Former Hermiston Foods plant to be used for hemp processing
Published 2:27 pm Friday, May 10, 2019
- Hermiston Foods is changing hands. Cleaver Farms plans to use the facility to extract CBD oil from industrial hemp for pharmaceutical purposes.
The former Hermiston Foods plant has a buyer.
Alan Cleaver, who owns Columbia Basin Onion and related companies in Hermiston, has a purchase agreement for the facility on South Highway 395. He plans to use it to extract CBD oil from industrial hemp for pharmaceutical purposes.
Cleaver said he has already heard concerns from people who associate hemp with recreational drug use or think he is processing marijuana. The strain of hemp he is growing, however, has no THC — the component that causes the high associated with marijuana use. Instead, the CBD (short for cannabidiol) oil from the hemp is used to treat medical conditions, such as epilepsy, without producing any sort of intoxication.
Industrial hemp was legalized across the United States last year, and Cleaver said his plant, which will operate under the name of Columbia Basin Extraction, will help lead the way in creating large-scale processing infrastructure for the hemp industry.
“We’re excited about the potential,” he said. “There’s a lot of hope and energy toward this.”
The plan is for Columbia Basin Extraction to spend the summer retrofitting the former vegetable-processing plant to accommodate a cold-extraction method with denatured ethanol. Sometime between October and December the extraction plant should be online. Cleaver said he will likely have 30 to 40 employees working shifts on the floor plus a few office and administrative staff.
The real increase in jobs will come from the fields, he said, as industrial hemp is a “high-input” crop that takes a lot of labor to produce.
Cleaver grew 400 acres of hemp last year to be processed elsewhere and planted more than 1,500 acres this year. Currently, he said, most operations can process between 1,000 and 2,000 pounds per day. Columbia Basin Extraction will be able to handle about 40,000 with room to grow.

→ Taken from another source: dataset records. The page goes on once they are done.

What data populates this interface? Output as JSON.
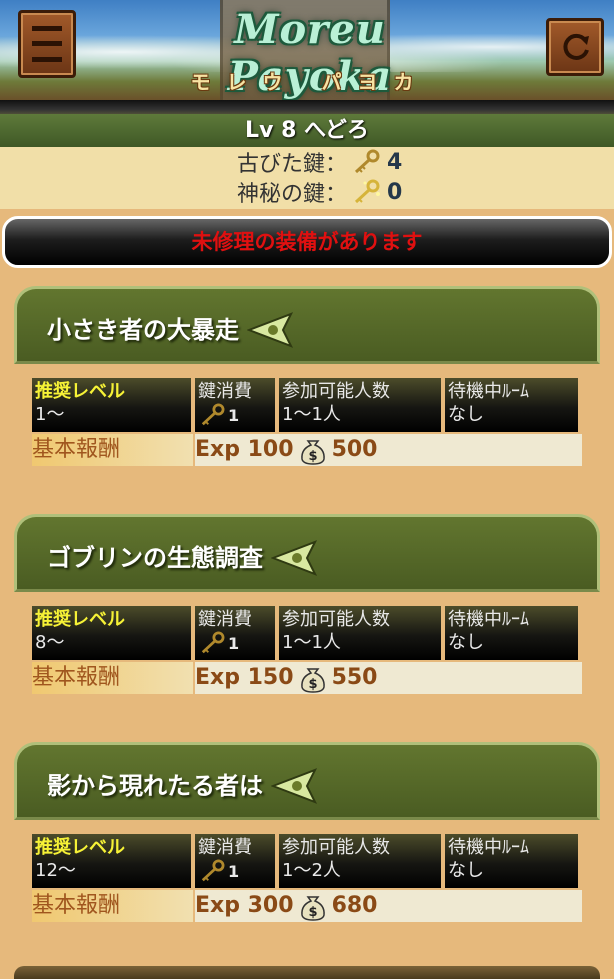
{
  "header": {
    "logo_text": "Moreu Payoka",
    "logo_kana": "モレウ パヨカ",
    "menu_icon": "hamburger-menu-icon",
    "reload_icon": "reload-icon"
  },
  "player": {
    "name_line": "Lv 8 へどろ",
    "keys": [
      {
        "label": "古びた鍵：",
        "count": "4",
        "icon": "old-key-icon"
      },
      {
        "label": "神秘の鍵：",
        "count": "0",
        "icon": "mystic-key-icon"
      }
    ]
  },
  "alert": {
    "text": "未修理の装備があります",
    "color": "#e01010"
  },
  "columns": {
    "level": "推奨レベル",
    "key_cost": "鍵消費",
    "players": "参加可能人数",
    "room": "待機中ﾙｰﾑ"
  },
  "reward_label": "基本報酬",
  "quests": [
    {
      "title": "小さき者の大暴走",
      "level": "1〜",
      "key_cost": "1",
      "players": "1〜1人",
      "room": "なし",
      "exp": "Exp 100",
      "gold": "500"
    },
    {
      "title": "ゴブリンの生態調査",
      "level": "8〜",
      "key_cost": "1",
      "players": "1〜1人",
      "room": "なし",
      "exp": "Exp 150",
      "gold": "550"
    },
    {
      "title": "影から現れたる者は",
      "level": "12〜",
      "key_cost": "1",
      "players": "1〜2人",
      "room": "なし",
      "exp": "Exp 300",
      "gold": "680"
    }
  ],
  "colors": {
    "background": "#e6b97c",
    "card_green": "#4a5c22",
    "level_yellow": "#f6f236",
    "reward_brown": "#8a4a16"
  }
}
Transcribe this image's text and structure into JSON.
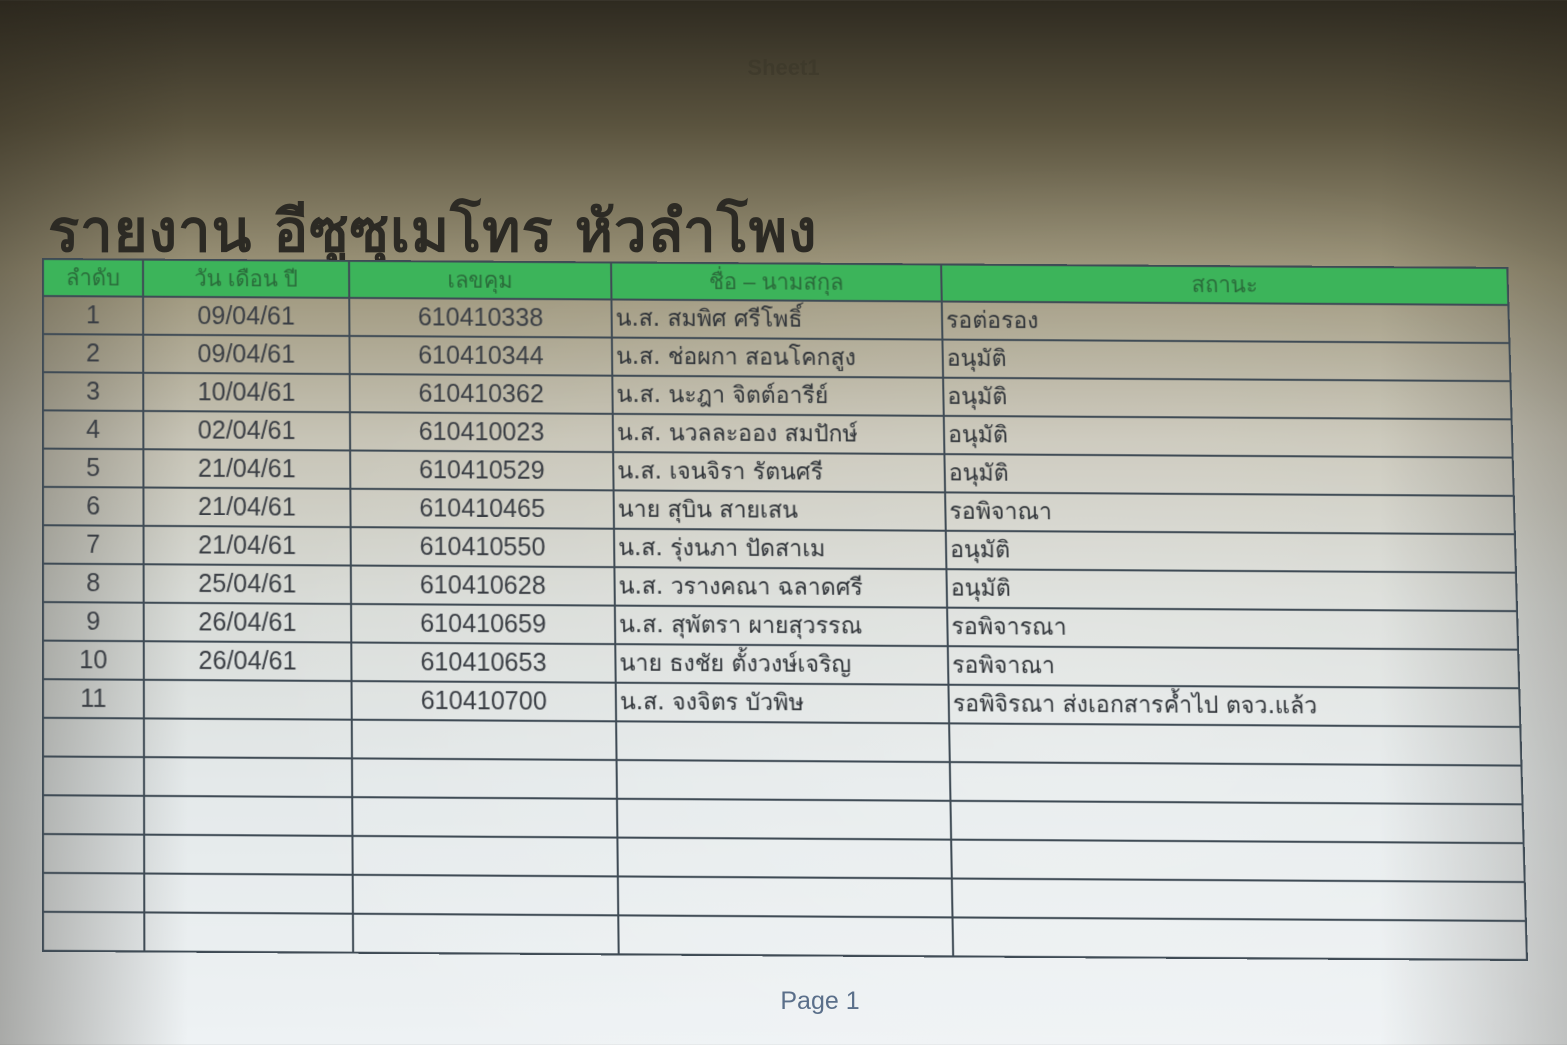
{
  "sheet_name": "Sheet1",
  "title": "รายงาน อีซูซุเมโทร หัวลำโพง",
  "table": {
    "headers": [
      "ลำดับ",
      "วัน เดือน ปี",
      "เลขคุม",
      "ชื่อ – นามสกุล",
      "สถานะ"
    ],
    "rows": [
      [
        "1",
        "09/04/61",
        "610410338",
        "น.ส. สมพิศ ศรีโพธิ์",
        "รอต่อรอง"
      ],
      [
        "2",
        "09/04/61",
        "610410344",
        "น.ส. ช่อผกา สอนโคกสูง",
        "อนุมัติ"
      ],
      [
        "3",
        "10/04/61",
        "610410362",
        "น.ส. นะฎา จิตต์อารีย์",
        "อนุมัติ"
      ],
      [
        "4",
        "02/04/61",
        "610410023",
        "น.ส. นวลละออง สมปักษ์",
        "อนุมัติ"
      ],
      [
        "5",
        "21/04/61",
        "610410529",
        "น.ส. เจนจิรา รัตนศรี",
        "อนุมัติ"
      ],
      [
        "6",
        "21/04/61",
        "610410465",
        "นาย สุบิน สายเสน",
        "รอพิจาณา"
      ],
      [
        "7",
        "21/04/61",
        "610410550",
        "น.ส. รุ่งนภา ปัดสาเม",
        "อนุมัติ"
      ],
      [
        "8",
        "25/04/61",
        "610410628",
        "น.ส. วรางคณา ฉลาดศรี",
        "อนุมัติ"
      ],
      [
        "9",
        "26/04/61",
        "610410659",
        "น.ส. สุพัตรา ผายสุวรรณ",
        "รอพิจารณา"
      ],
      [
        "10",
        "26/04/61",
        "610410653",
        "นาย ธงชัย ตั้งวงษ์เจริญ",
        "รอพิจาณา"
      ],
      [
        "11",
        "",
        "610410700",
        "น.ส. จงจิตร บัวพิษ",
        "รอพิจิรณา ส่งเอกสารค้ำไป ตจว.แล้ว"
      ],
      [
        "",
        "",
        "",
        "",
        ""
      ],
      [
        "",
        "",
        "",
        "",
        ""
      ],
      [
        "",
        "",
        "",
        "",
        ""
      ],
      [
        "",
        "",
        "",
        "",
        ""
      ],
      [
        "",
        "",
        "",
        "",
        ""
      ],
      [
        "",
        "",
        "",
        "",
        ""
      ]
    ]
  },
  "page_label": "Page 1"
}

While hemp plants in the field have a marijuana-like odor, they will be dried out and processed into pellets out on the farm before being brought to the extraction plant. Cleaver said there shouldn’t be a noticeable odor around the facility.
Hermiston Foods was one of Hermiston’s 10 largest employers from 1990 to 2017, when its parent company NORPAC announced it was closing the vegetable-processing plant and laying off its more than 200 employees. The building has been on the market for the last year and a half.
Due to the interest in the future of the building and concerns people may have about hemp, Cleaver said he plans to attend Monday’s city council meeting to give a short presentation and answer any questions councilors may have.
Despite its lack of high-inducing THC, research on CBD oil was restricted by all cannabis species’ classification as a Schedule 1 illegal drug until last year, when Congress included a provision in the farm bill allowing farmers to grow industrial hemp.
“There hasn’t been a lot of work done with it yet,” Cleaver said.
The FDA has so far only approved CBD oil for treatment of epilepsy, and has cracked down on companies selling CBD products under promises that it will cure other ailments.
However, Cleaver said now that the federal government has opened the door for pharmaceutical companies to perform legal research on hemp products he hopes that more FDA-approved uses are coming soon.